Finn Willy Sørensen

Personal information
- Full name: Finn Willy Sørensen
- Date of birth: 9 May 1941
- Place of birth: Copenhagen, Denmark
- Date of death: 23 March 2019 (aged 77)
- Position: Centre half

Youth career
- Boldklubben Frem

Senior career*
- Years: Team / Apps / (Gls)
- 1960–1967: BK Frem / 140 / (5)
- 1968: Washington Whips / 32 / (0)
- 1969: Gunnarstorps IF / 20 / (0)
- 1970–1972: Malungs IF / 64 / (9)
- Kramfors All. / 61 / (11)

International career
- 1962: Denmark U21 / 3 / (0)

Managerial career
- 1976: Västra Frölunda IF
- 1977–1978: Landskrona BoIS
- 1979–1980: BK Frem
- 1981–1984: BK Fremad Amager

= Finn Willy Sørensen =

Danish footballer and manager (1941–2019)

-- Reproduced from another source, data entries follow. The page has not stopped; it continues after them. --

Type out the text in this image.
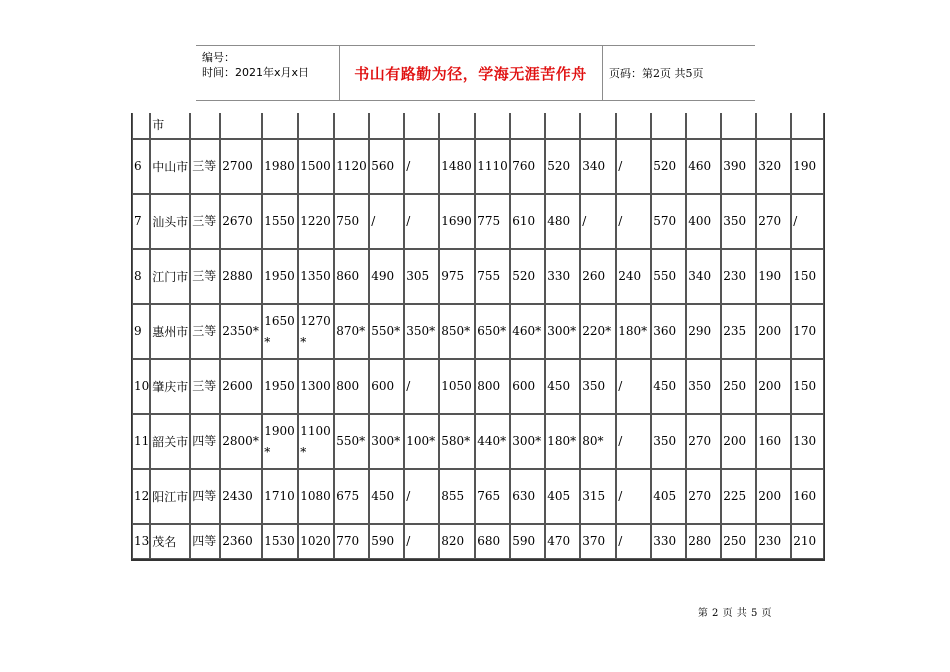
编号：
时间：2021年x月x日	书山有路勤为径，学海无涯苦作舟	页码：第2页 共5页
	市																		
6	中山市	三等	2700	1980	1500	1120	560	/	1480	1110	760	520	340	/	520	460	390	320	190
7	汕头市	三等	2670	1550	1220	750	/	/	1690	775	610	480	/	/	570	400	350	270	/
8	江门市	三等	2880	1950	1350	860	490	305	975	755	520	330	260	240	550	340	230	190	150
9	惠州市	三等	2350*	1650*	1270*	870*	550*	350*	850*	650*	460*	300*	220*	180*	360	290	235	200	170
10	肇庆市	三等	2600	1950	1300	800	600	/	1050	800	600	450	350	/	450	350	250	200	150
11	韶关市	四等	2800*	1900*	1100*	550*	300*	100*	580*	440*	300*	180*	80*	/	350	270	200	160	130
12	阳江市	四等	2430	1710	1080	675	450	/	855	765	630	405	315	/	405	270	225	200	160
13	茂名	四等	2360	1530	1020	770	590	/	820	680	590	470	370	/	330	280	250	230	210
第 2 页 共 5 页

Finn Willy Sørensen (9 May 1941 - 23 March 2019) was a Danish football player and manager, who later became a real estate agent. Sørensen started his career with Frem, before moving abroad to play with Washington Whips in the United States, and a number of Swedish clubs. Sørense was head coach for BK Fremad Amager from August 1981 until December 1984.